Отдыхали в Черногории в конце июня. Начну с положительного. Море было шикарное. Изначально мы были настроены на холодную воду, но температура воды на протяжении всего отдыха была где-то 25-27 градусов, что не могло не порадовать нас и кристально чистая. Вилла "Снежана" расположена очень удачно, ближний пляж это где-то 2-3 минуты ходьбы. Мы в основном ходили на пляж Каменево, спуск к морю и поворот на право, а потом через тоннель вы попадаете в красивую бухту. Стоимость двух лежаков и зонта на первых линиях от моря стоят 12 евро. Но места возле моря на своих подстилках достаточно много. Здесь же можно в кафе попить кофе 1.5 евро, пиво от 2, ну и конечно перекусить. Здесь же в тоннеле есть два лотка с фруктами и овощами. Но по цене есть лотки с ценами пониже. Это если спуститься с виллы на пляж и повернуть на право и в пяти минутах ходьбы есть лотки. Да, и лежаки на этой стороне дешевле, было от 5 евро.

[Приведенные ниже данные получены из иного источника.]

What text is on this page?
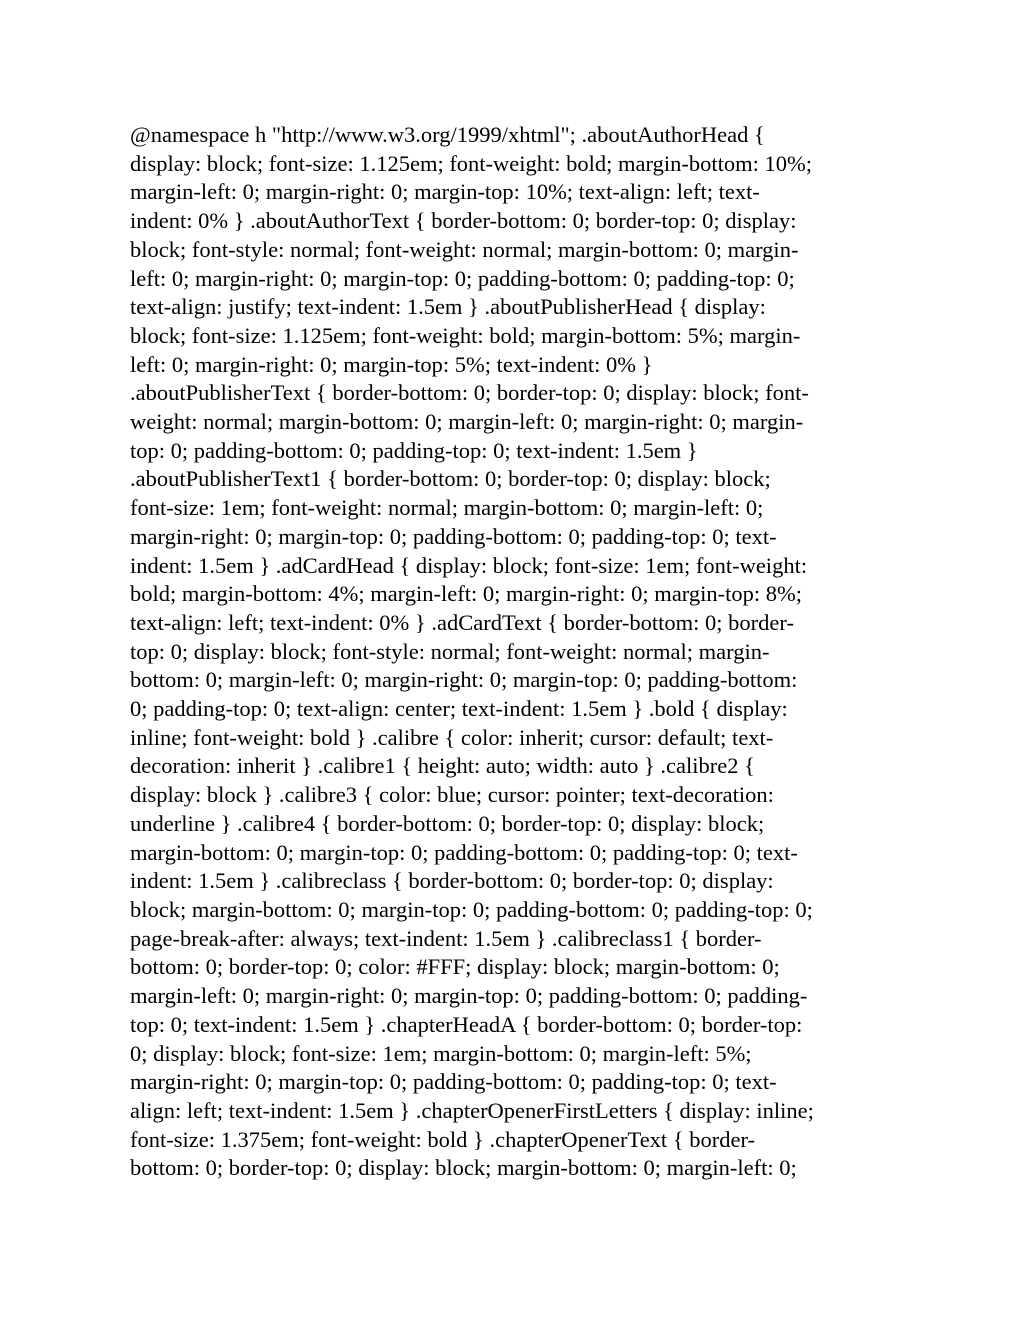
@namespace h "http://www.w3.org/1999/xhtml"; .aboutAuthorHead {
display: block; font-size: 1.125em; font-weight: bold; margin-bottom: 10%;
margin-left: 0; margin-right: 0; margin-top: 10%; text-align: left; text-
indent: 0% } .aboutAuthorText { border-bottom: 0; border-top: 0; display:
block; font-style: normal; font-weight: normal; margin-bottom: 0; margin-
left: 0; margin-right: 0; margin-top: 0; padding-bottom: 0; padding-top: 0;
text-align: justify; text-indent: 1.5em } .aboutPublisherHead { display:
block; font-size: 1.125em; font-weight: bold; margin-bottom: 5%; margin-
left: 0; margin-right: 0; margin-top: 5%; text-indent: 0% }
.aboutPublisherText { border-bottom: 0; border-top: 0; display: block; font-
weight: normal; margin-bottom: 0; margin-left: 0; margin-right: 0; margin-
top: 0; padding-bottom: 0; padding-top: 0; text-indent: 1.5em }
.aboutPublisherText1 { border-bottom: 0; border-top: 0; display: block;
font-size: 1em; font-weight: normal; margin-bottom: 0; margin-left: 0;
margin-right: 0; margin-top: 0; padding-bottom: 0; padding-top: 0; text-
indent: 1.5em } .adCardHead { display: block; font-size: 1em; font-weight:
bold; margin-bottom: 4%; margin-left: 0; margin-right: 0; margin-top: 8%;
text-align: left; text-indent: 0% } .adCardText { border-bottom: 0; border-
top: 0; display: block; font-style: normal; font-weight: normal; margin-
bottom: 0; margin-left: 0; margin-right: 0; margin-top: 0; padding-bottom:
0; padding-top: 0; text-align: center; text-indent: 1.5em } .bold { display:
inline; font-weight: bold } .calibre { color: inherit; cursor: default; text-
decoration: inherit } .calibre1 { height: auto; width: auto } .calibre2 {
display: block } .calibre3 { color: blue; cursor: pointer; text-decoration:
underline } .calibre4 { border-bottom: 0; border-top: 0; display: block;
margin-bottom: 0; margin-top: 0; padding-bottom: 0; padding-top: 0; text-
indent: 1.5em } .calibreclass { border-bottom: 0; border-top: 0; display:
block; margin-bottom: 0; margin-top: 0; padding-bottom: 0; padding-top: 0;
page-break-after: always; text-indent: 1.5em } .calibreclass1 { border-
bottom: 0; border-top: 0; color: #FFF; display: block; margin-bottom: 0;
margin-left: 0; margin-right: 0; margin-top: 0; padding-bottom: 0; padding-
top: 0; text-indent: 1.5em } .chapterHeadA { border-bottom: 0; border-top:
0; display: block; font-size: 1em; margin-bottom: 0; margin-left: 5%;
margin-right: 0; margin-top: 0; padding-bottom: 0; padding-top: 0; text-
align: left; text-indent: 1.5em } .chapterOpenerFirstLetters { display: inline;
font-size: 1.375em; font-weight: bold } .chapterOpenerText { border-
bottom: 0; border-top: 0; display: block; margin-bottom: 0; margin-left: 0;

По питанию. Кушали мы в честном семейном ресторанчике. Спускаемся с виллы вниз и первый поворот на право и где-то метров 30-50 на повороте справа будет ресторан. Завтрак там 5 евро шведский стол. Очень вкусно яйца, бекон, сыры, сосиски, всякие булочки с колбасой, сыром ну и конечно сладкие плюшки собственного приготовления. Мне безумно понравились сырные шарики с кунжутом. Обед и ужин комплексные 6 евро. Порции достаточно большие. Завтрака нам хватало до ужина. Хозяйка Славия, очень позитивная, хорошо понимает русский язык. Муж ее делает сам вино (10 евро литр) и различную ракию. Вдоль пляжа очень много ресторанчиков и кафешек. Там так же есть комплексные обеды и ужины, да и завтраки тоже шведский стол. Тут же на пляже есть супермаркет. Пиво от 0.55 евро, колбасы и разное копченое мясо от 5, кола 1.5. В Бечичах есть большой супермаркет, там мы брали стейки и колбаски от 5 евро и тут же на улице их бесплатно жарили на гриле. На 1 кг шло 6 достаточно больших стейков.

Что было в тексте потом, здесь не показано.